Rbi Says Blockchain Can Exist Without Currency, Crypto World Divided

Reserve Bank of India (RBI) Governor Shaktikanta Das’ recent comments that while cryptocurrency is a ‘serious concern’, its underlying near decade-old blockchain technology can grow even without the currency, has further fuelled debate on whether blockchain and the overlying currency are interconnected, or whether blockchain (the technology) can exist without the currency.

So can you just have the technology and not the currency?

Some experts believe public blockchain needs cryptocurrency to work while private blockchains don’t.

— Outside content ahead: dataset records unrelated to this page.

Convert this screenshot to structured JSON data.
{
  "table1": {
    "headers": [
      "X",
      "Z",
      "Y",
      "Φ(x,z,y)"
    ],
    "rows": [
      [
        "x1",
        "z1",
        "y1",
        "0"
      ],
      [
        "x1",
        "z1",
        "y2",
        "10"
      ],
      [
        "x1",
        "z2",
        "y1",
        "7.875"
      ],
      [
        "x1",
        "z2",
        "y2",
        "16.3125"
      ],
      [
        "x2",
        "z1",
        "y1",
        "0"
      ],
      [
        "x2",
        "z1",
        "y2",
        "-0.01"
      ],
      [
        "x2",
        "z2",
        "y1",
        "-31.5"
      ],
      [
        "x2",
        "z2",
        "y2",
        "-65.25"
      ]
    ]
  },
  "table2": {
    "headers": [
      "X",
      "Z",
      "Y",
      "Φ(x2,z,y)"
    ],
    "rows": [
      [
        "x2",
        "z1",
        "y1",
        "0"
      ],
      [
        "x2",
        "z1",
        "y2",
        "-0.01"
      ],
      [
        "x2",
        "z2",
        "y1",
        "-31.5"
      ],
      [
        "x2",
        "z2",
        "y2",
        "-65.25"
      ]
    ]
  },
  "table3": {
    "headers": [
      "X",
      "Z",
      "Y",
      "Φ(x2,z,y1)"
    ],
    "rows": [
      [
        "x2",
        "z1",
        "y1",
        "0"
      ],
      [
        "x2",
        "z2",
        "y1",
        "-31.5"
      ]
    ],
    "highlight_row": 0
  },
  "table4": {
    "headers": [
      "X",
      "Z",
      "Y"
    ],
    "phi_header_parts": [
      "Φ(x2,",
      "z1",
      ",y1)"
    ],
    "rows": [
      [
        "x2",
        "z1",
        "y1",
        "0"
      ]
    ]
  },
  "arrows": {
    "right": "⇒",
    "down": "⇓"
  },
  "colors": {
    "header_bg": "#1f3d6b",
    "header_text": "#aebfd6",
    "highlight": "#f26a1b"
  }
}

Public blockchains are distributed and decentralised. Each new block requires validation by all the computers connected to the network or nodes before it is added to the blockchain. As a result, public blockchains are immutable i.e. data once verified cannot be altered. Bitcoin, which debuted in 2009, is believed to be the first implementation of a public blockchain technology designed to allow anyone to join.

Private blockchains, on the other hand, are invitation-only networks, managed by one entity. However, they lack decentralisation, a key feature of blockchains making some experts argue they are not blockchains at all, but centralised databases using distributed ledger technology. An article by The Verge quoted Arvind Narayanan, an assistant computer science professor at Princeton who co-teaches a popular blockchain class on Coursera,”‘private blockchain’ is just a confusing name for a shared database.”

Proof of work is another key factor that experts use to argue in favour of the currency. According to Landspurg Thomas, CTO at an IoT/Blockchain startup, “the currency is the incentive to make the whole system work and especially the proof of work. Miners are rewarded in cryptocurrency and that’s why there is thousands of computers who are doing the mining. If you remove the crypto, you remove the incentive and the interest to run a computer to participate in the proof of work, and then you increase the possibility to be hacked….”

Proof of work consensus mechanism was the key innovation behind Bitcoin’s blockchain which was intended to replace the need for a central authority with rules and incentives that would keep members of the network honest, according to Narayanan. While he agreed that proof of work is inefficient and the reason Bitcoin’s network consumes so much energy, Narayanan argued, “but without proof of work, is there anything really new about blockchains?”

However, Jim Harper, a non-resident Senior Fellow at AEI makes the case that blockchain is good, even without a cryptocurrency powering and securing them. “Even centralized blockchain projects can be better than standard database set-ups,” he says.

“Large companies have the resources and heft to set data standards for their industries. These standards may advantage these large businesses. And, of course, they have access to more data about markets, products, customers, and so on. Blockchains can bring large communities together to create data commons—unowned, non-proprietary stores of data.,” Harper pointed out.

Blockchain projects, he added, are more likely to have data structures that serve all use cases, and blockchains may give small businesses access to data they did not have previously. This would give them opportunities to deploy advanced analytics and make other uses of data that are now reserved to only bigger businesses now.